Больные приходят в больницу — перед ними хирург. Обследуют, ищут болезнь, подтверждают болезнь, решают, что делать, предлагают операции — всё хирурги. Судьбу решают — вершители, решатели хирурги. На операционном столе больной не видит нас, хотя мы работаем, — ждет, когда появится хирург. А потом наступает самое тяжелое, когда больной без сознания, когда наполовину он здесь, а немножко уже и т а м, когда не понимает он, кто перед ним, и надеется невесть на кого, когда не знает, на кого можно надеяться и надо ли, — перед ним мы, вокруг него мы, над ним нависаем мы, — тогда он не видит, не слышит, почти не чувствует. Увезли из реанимации, отверзлись очи на мир, оглянулся вокруг, осознал, что жив и жить, наверное, будет, начинает возносить благодарственные молебны и ищет, к кому их обратить, — перед ним опять хирург. Больной уходит, кланяется, говорит: «Спасибо, доктор», — а доктор этот опять хирург.

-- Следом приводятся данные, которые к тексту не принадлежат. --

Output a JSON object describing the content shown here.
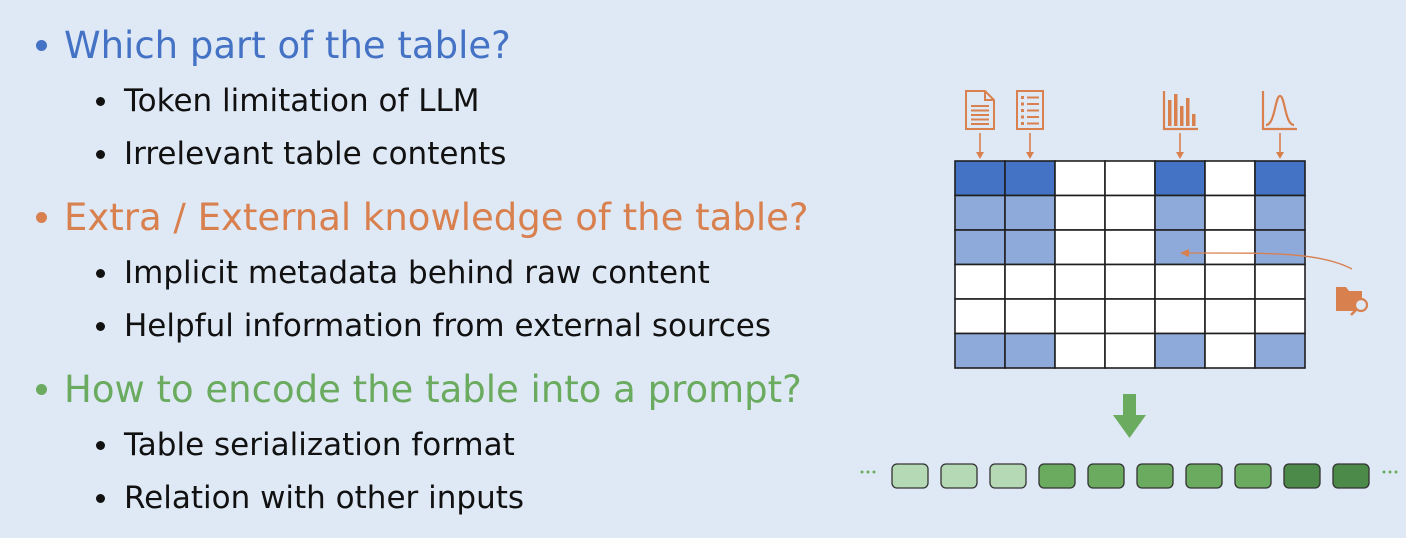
{
  "sections": [
    {
      "heading": "Which part of the table?",
      "color": "#4472c4",
      "items": [
        "Token limitation of LLM",
        "Irrelevant table contents"
      ]
    },
    {
      "heading": "Extra / External knowledge of the table?",
      "color": "#d9804f",
      "items": [
        "Implicit metadata behind raw content",
        "Helpful information from external sources"
      ]
    },
    {
      "heading": "How to encode the table into a prompt?",
      "color": "#6aab5f",
      "items": [
        "Table serialization format",
        "Relation with other inputs"
      ]
    }
  ],
  "figure": {
    "colors": {
      "header_cell": "#4472c4",
      "selected_cell": "#8eaadb",
      "empty_cell": "#ffffff",
      "icon": "#d9804f",
      "arrow_down": "#6aab5f",
      "token_light": "#b5d8b5",
      "token_mid": "#6aab5f",
      "token_dark": "#4c8a4a",
      "ellipsis": "#6aab5f"
    },
    "column_icons": [
      "document-icon",
      "list-icon",
      "bar-chart-icon",
      "distribution-chart-icon"
    ],
    "side_icon": "folder-search-icon",
    "token_shades": [
      "light",
      "light",
      "light",
      "mid",
      "mid",
      "mid",
      "mid",
      "mid",
      "dark",
      "dark"
    ]
  }
}
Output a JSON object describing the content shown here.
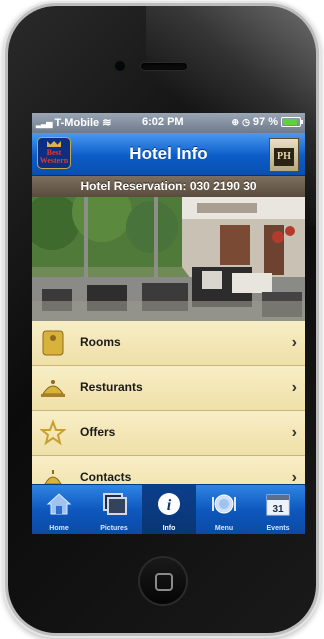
{
  "status": {
    "carrier": "T-Mobile",
    "time": "6:02 PM",
    "battery": "97 %"
  },
  "nav": {
    "title": "Hotel Info",
    "logo_text": "Best Western",
    "emblem_text": "PH"
  },
  "reservation": {
    "text": "Hotel Reservation: 030 2190 30"
  },
  "menu": [
    {
      "label": "Rooms",
      "icon": "room-key-icon"
    },
    {
      "label": "Resturants",
      "icon": "cloche-icon"
    },
    {
      "label": "Offers",
      "icon": "star-icon"
    },
    {
      "label": "Contacts",
      "icon": "reception-bell-icon"
    }
  ],
  "tabs": [
    {
      "label": "Home",
      "icon": "home-icon",
      "active": false
    },
    {
      "label": "Pictures",
      "icon": "pictures-icon",
      "active": false
    },
    {
      "label": "Info",
      "icon": "info-icon",
      "active": true
    },
    {
      "label": "Menu",
      "icon": "plate-icon",
      "active": false
    },
    {
      "label": "Events",
      "icon": "calendar-icon",
      "active": false
    }
  ],
  "calendar_day": "31",
  "colors": {
    "accent": "#0b5cc8",
    "reservation_bar": "#6b5d4d",
    "menu_bg": "#f4e7b8"
  }
}
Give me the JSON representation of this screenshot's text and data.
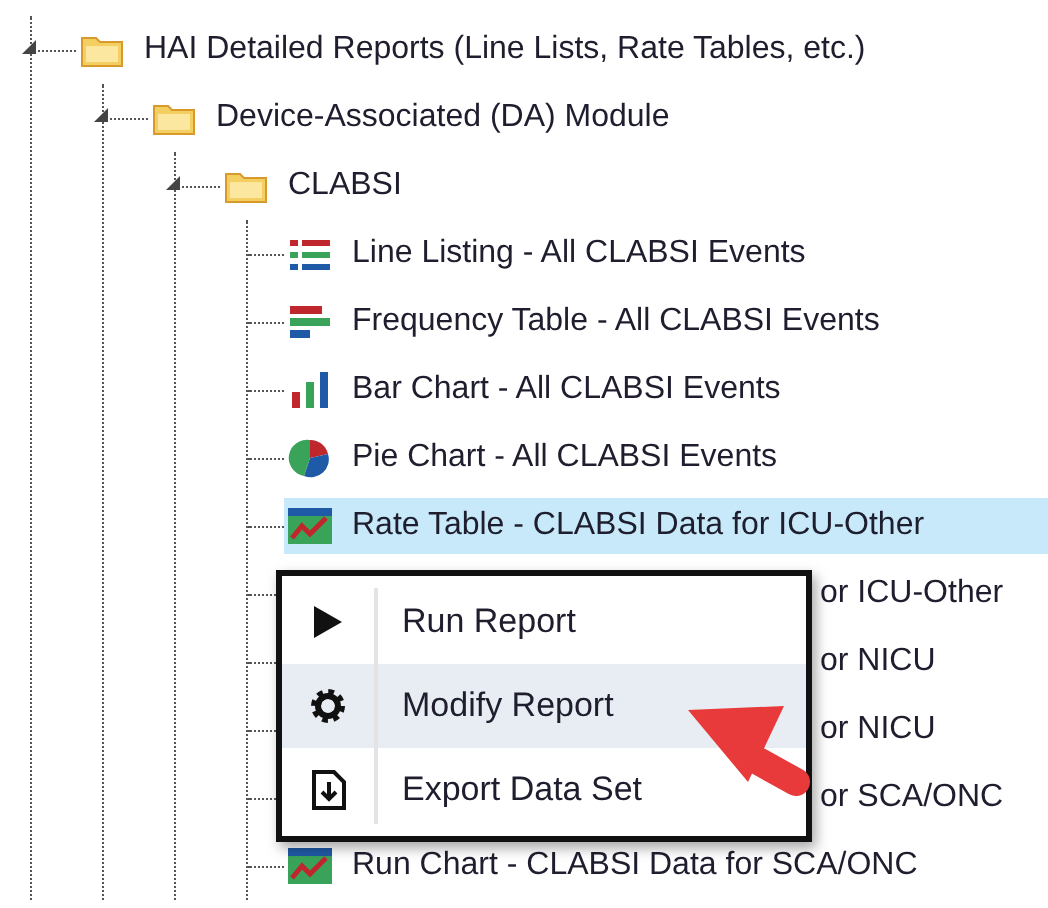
{
  "tree": [
    {
      "label": "HAI Detailed Reports (Line Lists, Rate Tables, etc.)",
      "kind": "folder",
      "expanded": true,
      "selected": false,
      "children": [
        {
          "label": "Device-Associated (DA) Module",
          "kind": "folder",
          "expanded": true,
          "selected": false,
          "children": [
            {
              "label": "CLABSI",
              "kind": "folder",
              "expanded": true,
              "selected": false,
              "children": [
                {
                  "label": "Line Listing - All CLABSI Events",
                  "kind": "list",
                  "selected": false
                },
                {
                  "label": "Frequency Table - All CLABSI Events",
                  "kind": "frequency",
                  "selected": false
                },
                {
                  "label": "Bar Chart - All CLABSI Events",
                  "kind": "bar",
                  "selected": false
                },
                {
                  "label": "Pie Chart - All CLABSI Events",
                  "kind": "pie",
                  "selected": false
                },
                {
                  "label": "Rate Table - CLABSI Data for ICU-Other",
                  "kind": "rate",
                  "selected": true
                },
                {
                  "label": "or ICU-Other",
                  "kind": "covered",
                  "selected": false
                },
                {
                  "label": "or NICU",
                  "kind": "covered",
                  "selected": false
                },
                {
                  "label": "or NICU",
                  "kind": "covered",
                  "selected": false
                },
                {
                  "label": "or SCA/ONC",
                  "kind": "covered",
                  "selected": false
                },
                {
                  "label": "Run Chart - CLABSI Data for SCA/ONC",
                  "kind": "run",
                  "selected": false
                }
              ]
            }
          ]
        }
      ]
    }
  ],
  "context_menu": {
    "items": [
      {
        "label": "Run Report",
        "kind": "run",
        "selected": false
      },
      {
        "label": "Modify Report",
        "kind": "modify",
        "selected": true
      },
      {
        "label": "Export Data Set",
        "kind": "export",
        "selected": false
      }
    ]
  }
}
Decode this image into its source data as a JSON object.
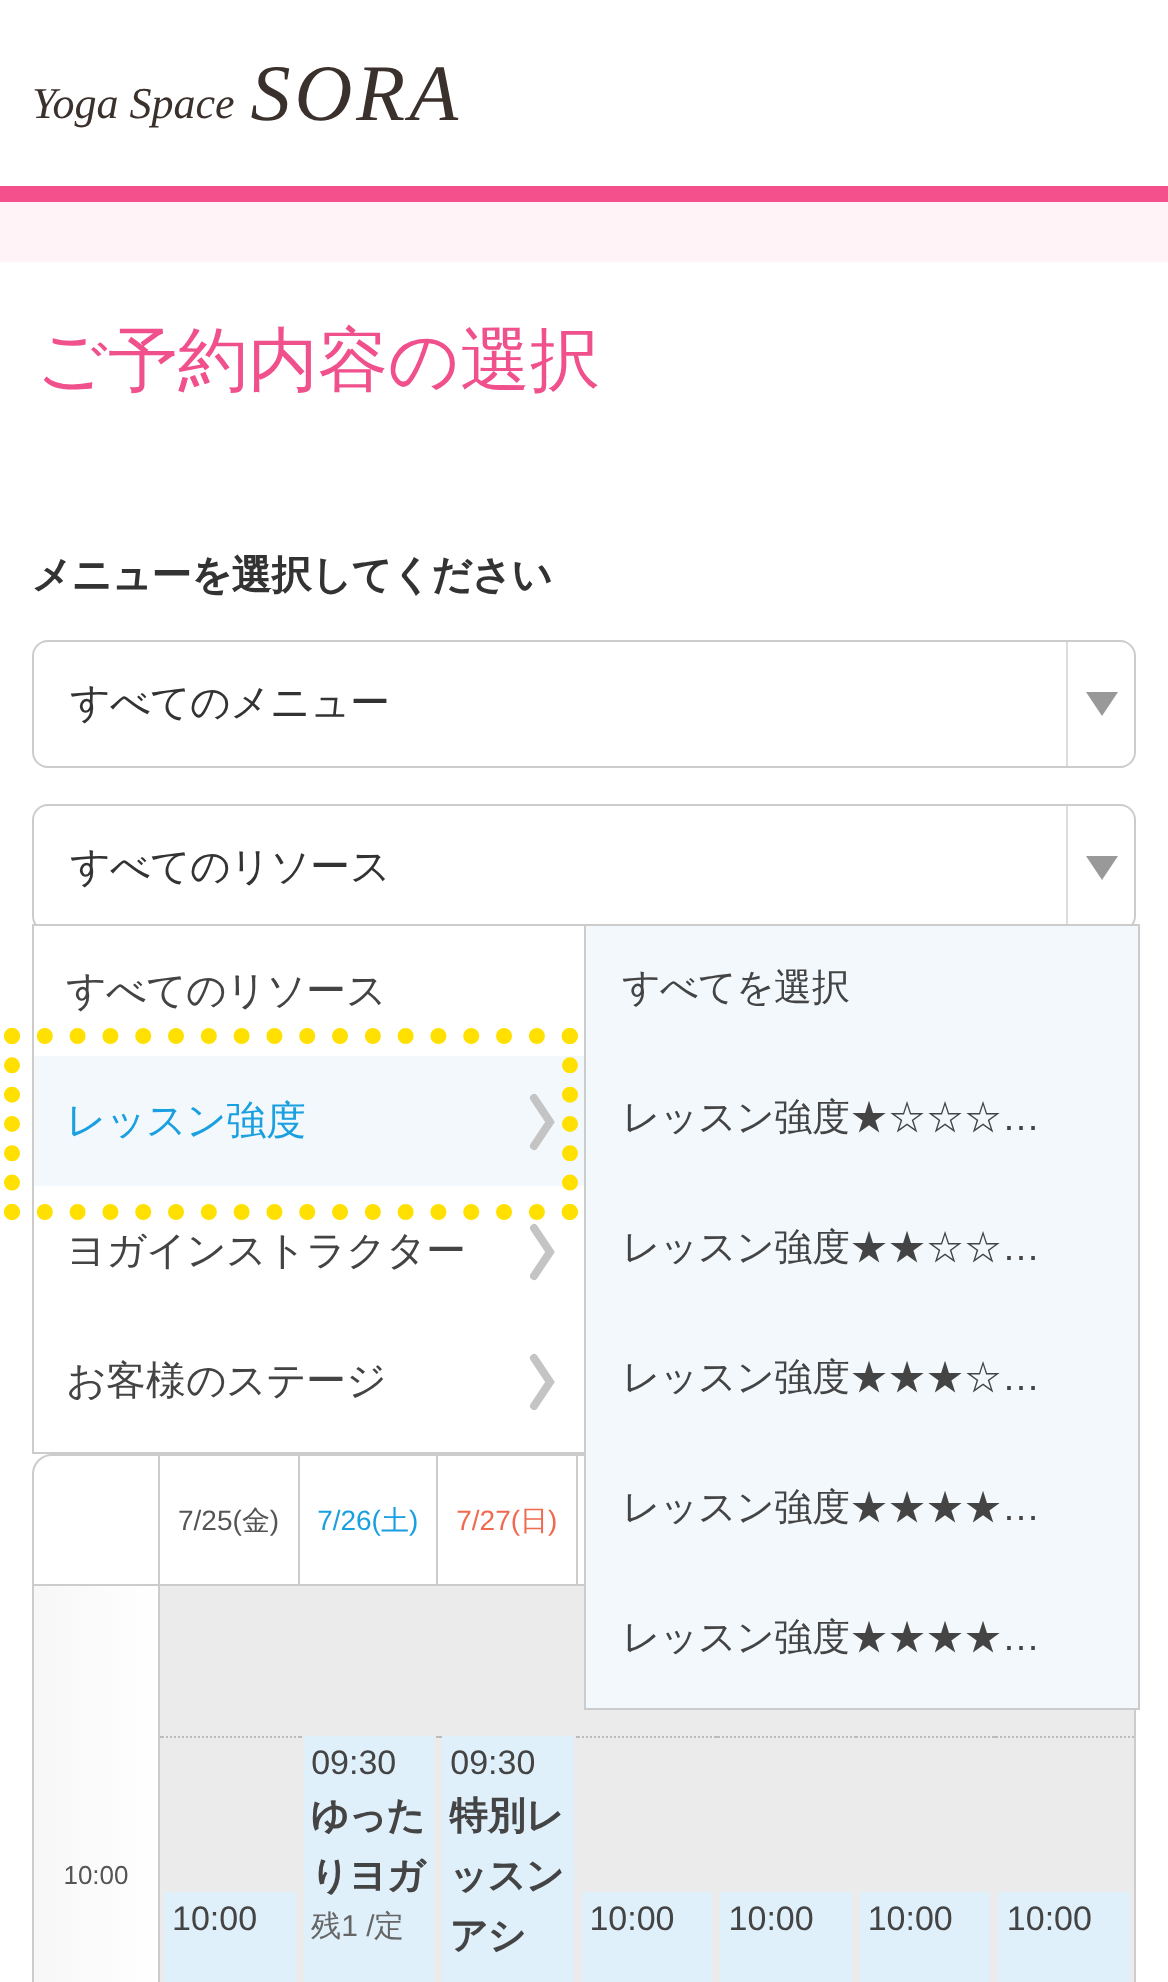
{
  "logo": {
    "small": "Yoga Space",
    "large": "SORA"
  },
  "title": "ご予約内容の選択",
  "menu_label": "メニューを選択してください",
  "selects": [
    {
      "value": "すべてのメニュー"
    },
    {
      "value": "すべてのリソース"
    }
  ],
  "resource_menu": {
    "items": [
      {
        "label": "すべてのリソース",
        "selected": false,
        "has_submenu": false
      },
      {
        "label": "レッスン強度",
        "selected": true,
        "has_submenu": true
      },
      {
        "label": "ヨガインストラクター",
        "selected": false,
        "has_submenu": true
      },
      {
        "label": "お客様のステージ",
        "selected": false,
        "has_submenu": true
      }
    ],
    "submenu": [
      "すべてを選択",
      "レッスン強度★☆☆☆…",
      "レッスン強度★★☆☆…",
      "レッスン強度★★★☆…",
      "レッスン強度★★★★…",
      "レッスン強度★★★★…"
    ]
  },
  "calendar": {
    "time_labels": [
      "10:00"
    ],
    "columns": [
      {
        "day": {
          "label": "7/25(金)",
          "kind": "weekday"
        },
        "late_event": {
          "time": "10:00"
        }
      },
      {
        "day": {
          "label": "7/26(土)",
          "kind": "saturday"
        },
        "early_event": {
          "time": "09:30",
          "title": "ゆったりヨガ",
          "note": "残1 /定"
        }
      },
      {
        "day": {
          "label": "7/27(日)",
          "kind": "sunday"
        },
        "early_event": {
          "time": "09:30",
          "title": "特別レッスンアシ"
        }
      },
      {
        "late_event": {
          "time": "10:00"
        }
      },
      {
        "late_event": {
          "time": "10:00"
        }
      },
      {
        "late_event": {
          "time": "10:00"
        }
      },
      {
        "late_event": {
          "time": "10:00"
        }
      }
    ]
  }
}
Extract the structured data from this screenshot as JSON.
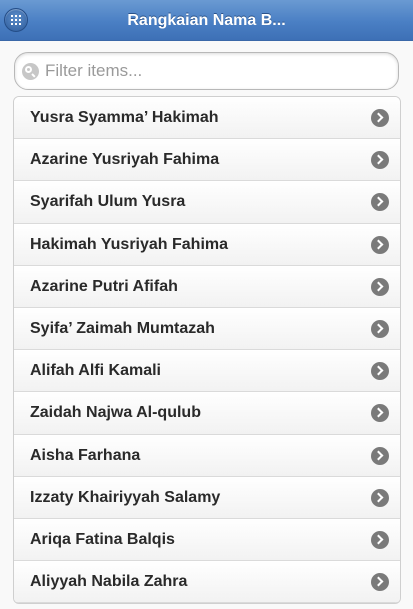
{
  "header": {
    "title": "Rangkaian Nama B..."
  },
  "search": {
    "placeholder": "Filter items...",
    "value": ""
  },
  "list": {
    "items": [
      {
        "label": "Yusra Syamma’ Hakimah"
      },
      {
        "label": "Azarine Yusriyah Fahima"
      },
      {
        "label": "Syarifah Ulum Yusra"
      },
      {
        "label": "Hakimah Yusriyah Fahima"
      },
      {
        "label": "Azarine Putri Afifah"
      },
      {
        "label": "Syifa’ Zaimah Mumtazah"
      },
      {
        "label": "Alifah Alfi Kamali"
      },
      {
        "label": "Zaidah Najwa Al-qulub"
      },
      {
        "label": "Aisha Farhana"
      },
      {
        "label": "Izzaty Khairiyyah Salamy"
      },
      {
        "label": "Ariqa Fatina Balqis"
      },
      {
        "label": "Aliyyah Nabila Zahra"
      }
    ]
  }
}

А меня нет. Я — подтекст. Обычная грамотность, умение водить глазами по строчкам в погоне за сюжетом не помогает проникнуть за строчку или под строчку. Нет меня.

Если же больные после операции не уходят из больницы — такие чаще всего до самого конца у нас. Но тогда не больные, тогда их родственники с нами говорят, и не «спасибо» мы слышим от них… Собственно, не родственники говорят, родственники молчат, говорим мы, жестикулируем, иногда сдержанно, иногда излишне ажитированно, но всегда неубедительно; оправдываемся, будто виноваты, утешаем. В этих случаях я выхожу из подполья, как черный демон из ночи. Вот и получается, все ночи — здесь. А я хочу другого.

«Женщина 36 лет хочет… Образование желательно высшее, но решительного значения не имеет, национальность значения не имеет, материально обеспечена сама, условий для жизни… хочу…»

И книги читать надоело. В книгах все всегда правы, как я на работе. Надоело читать про правильное. Не хочу учиться, хочу радоваться. Лежу спокойно. Темно, не сплю, сейчас опять начнется: «Светлана Петровна, Светлана Петровна!» Меня даже Светой здесь не зовут — все отняли, даже имя отдали мужику. Не Светлана здесь Света, а Святослав здесь Свет. Ничего не оставили женщине.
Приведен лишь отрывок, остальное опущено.